Paragraphs starting with %insightedge_jdbc will query Grid A.

grid_B configuration:

  • Key = B.driver, Value = com.gigaspaces.jdbc.Driver

  • Key = B.url, Value = insightedge:jdbc:url:spaceName=grid_B

Paragraphs starting with %insightedge_jdbc will query Grid B.

grid_C configuration:

  • Key = C.driver, Value = com.gigaspaces.jdbc.Driver

  • Key = C.url, Value = insightedge:jdbc:url:spaceName=grid_C

Paragraphs starting with %insightedge_jdbc will query Grid C.

Using the Web Notebook

The Apache Zeppelin web notebook comes with sample notes. We recommend that you review them, and then use them as a template for your own notes. There are several things you should take into account.

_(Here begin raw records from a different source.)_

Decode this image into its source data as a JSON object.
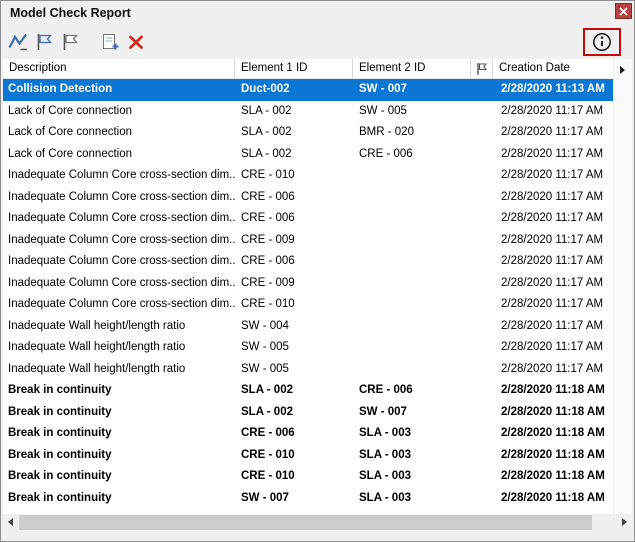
{
  "colors": {
    "selection": "#0b76d4",
    "annotation": "#c40a0a",
    "close_button": "#bc4141",
    "delete_icon": "#d42a1e",
    "icon_blue": "#3a6db5"
  },
  "window": {
    "title": "Model Check Report"
  },
  "icons": {
    "close": "close-icon",
    "toolbar": [
      "model-check-icon",
      "flag-mark-icon",
      "flag-unmark-icon",
      "add-report-icon",
      "delete-icon"
    ],
    "info": "info-icon",
    "flag_column": "flag-icon",
    "vertical_scroll": "scroll-more-arrow",
    "horizontal_scroll": [
      "scroll-left-arrow",
      "scroll-right-arrow"
    ]
  },
  "table": {
    "columns": [
      {
        "label": "Description"
      },
      {
        "label": "Element 1 ID"
      },
      {
        "label": "Element 2 ID"
      },
      {
        "label": "",
        "icon": "flag-icon"
      },
      {
        "label": "Creation Date"
      }
    ],
    "rows": [
      {
        "description": "Collision Detection",
        "el1": "Duct-002",
        "el2": "SW - 007",
        "flag": "",
        "date": "2/28/2020 11:13 AM",
        "selected": true,
        "bold": true
      },
      {
        "description": "Lack of Core connection",
        "el1": "SLA - 002",
        "el2": "SW - 005",
        "flag": "",
        "date": "2/28/2020 11:17 AM",
        "selected": false,
        "bold": false
      },
      {
        "description": "Lack of Core connection",
        "el1": "SLA - 002",
        "el2": "BMR - 020",
        "flag": "",
        "date": "2/28/2020 11:17 AM",
        "selected": false,
        "bold": false
      },
      {
        "description": "Lack of Core connection",
        "el1": "SLA - 002",
        "el2": "CRE - 006",
        "flag": "",
        "date": "2/28/2020 11:17 AM",
        "selected": false,
        "bold": false
      },
      {
        "description": "Inadequate Column Core cross-section dim...",
        "el1": "CRE - 010",
        "el2": "",
        "flag": "",
        "date": "2/28/2020 11:17 AM",
        "selected": false,
        "bold": false
      },
      {
        "description": "Inadequate Column Core cross-section dim...",
        "el1": "CRE - 006",
        "el2": "",
        "flag": "",
        "date": "2/28/2020 11:17 AM",
        "selected": false,
        "bold": false
      },
      {
        "description": "Inadequate Column Core cross-section dim...",
        "el1": "CRE - 006",
        "el2": "",
        "flag": "",
        "date": "2/28/2020 11:17 AM",
        "selected": false,
        "bold": false
      },
      {
        "description": "Inadequate Column Core cross-section dim...",
        "el1": "CRE - 009",
        "el2": "",
        "flag": "",
        "date": "2/28/2020 11:17 AM",
        "selected": false,
        "bold": false
      },
      {
        "description": "Inadequate Column Core cross-section dim...",
        "el1": "CRE - 006",
        "el2": "",
        "flag": "",
        "date": "2/28/2020 11:17 AM",
        "selected": false,
        "bold": false
      },
      {
        "description": "Inadequate Column Core cross-section dim...",
        "el1": "CRE - 009",
        "el2": "",
        "flag": "",
        "date": "2/28/2020 11:17 AM",
        "selected": false,
        "bold": false
      },
      {
        "description": "Inadequate Column Core cross-section dim...",
        "el1": "CRE - 010",
        "el2": "",
        "flag": "",
        "date": "2/28/2020 11:17 AM",
        "selected": false,
        "bold": false
      },
      {
        "description": "Inadequate Wall height/length ratio",
        "el1": "SW - 004",
        "el2": "",
        "flag": "",
        "date": "2/28/2020 11:17 AM",
        "selected": false,
        "bold": false
      },
      {
        "description": "Inadequate Wall height/length ratio",
        "el1": "SW - 005",
        "el2": "",
        "flag": "",
        "date": "2/28/2020 11:17 AM",
        "selected": false,
        "bold": false
      },
      {
        "description": "Inadequate Wall height/length ratio",
        "el1": "SW - 005",
        "el2": "",
        "flag": "",
        "date": "2/28/2020 11:17 AM",
        "selected": false,
        "bold": false
      },
      {
        "description": "Break in continuity",
        "el1": "SLA - 002",
        "el2": "CRE - 006",
        "flag": "",
        "date": "2/28/2020 11:18 AM",
        "selected": false,
        "bold": true
      },
      {
        "description": "Break in continuity",
        "el1": "SLA - 002",
        "el2": "SW - 007",
        "flag": "",
        "date": "2/28/2020 11:18 AM",
        "selected": false,
        "bold": true
      },
      {
        "description": "Break in continuity",
        "el1": "CRE - 006",
        "el2": "SLA - 003",
        "flag": "",
        "date": "2/28/2020 11:18 AM",
        "selected": false,
        "bold": true
      },
      {
        "description": "Break in continuity",
        "el1": "CRE - 010",
        "el2": "SLA - 003",
        "flag": "",
        "date": "2/28/2020 11:18 AM",
        "selected": false,
        "bold": true
      },
      {
        "description": "Break in continuity",
        "el1": "CRE - 010",
        "el2": "SLA - 003",
        "flag": "",
        "date": "2/28/2020 11:18 AM",
        "selected": false,
        "bold": true
      },
      {
        "description": "Break in continuity",
        "el1": "SW - 007",
        "el2": "SLA - 003",
        "flag": "",
        "date": "2/28/2020 11:18 AM",
        "selected": false,
        "bold": true
      }
    ]
  }
}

  • The data grid model can be declared in a notebook using the %define interpreter:

    %define
    package model.v1
    
    import org.insightedge.scala.annotation._
    import scala.beans.{BeanProperty, BooleanBeanProperty}
    
    case class Product(
        @BeanProperty @SpaceId var id: Long,
        @BeanProperty var description: String,
        @BeanProperty var quantity: Int,
        @BooleanBeanProperty var featuredProduct: Boolean
        ) {
        def this() = this(-1, null, -1, false)
    }
    
    %spark
    import model.v1._
    
  • You can load external .JARs from the Spark interpreter settings, or with the z.load("/path/to.jar") command:

    %dep
    z.load("insightedge/examples/jars/insightedge-examples.jar")
    

    For more details, refer to Zeppelin Dependency Management.

  • You must load your dependencies before you start using the SparkContext (sc) command. If you want to redefine the model or load another .JAR after SparkContext has already started, you must reload the Spark interpreter.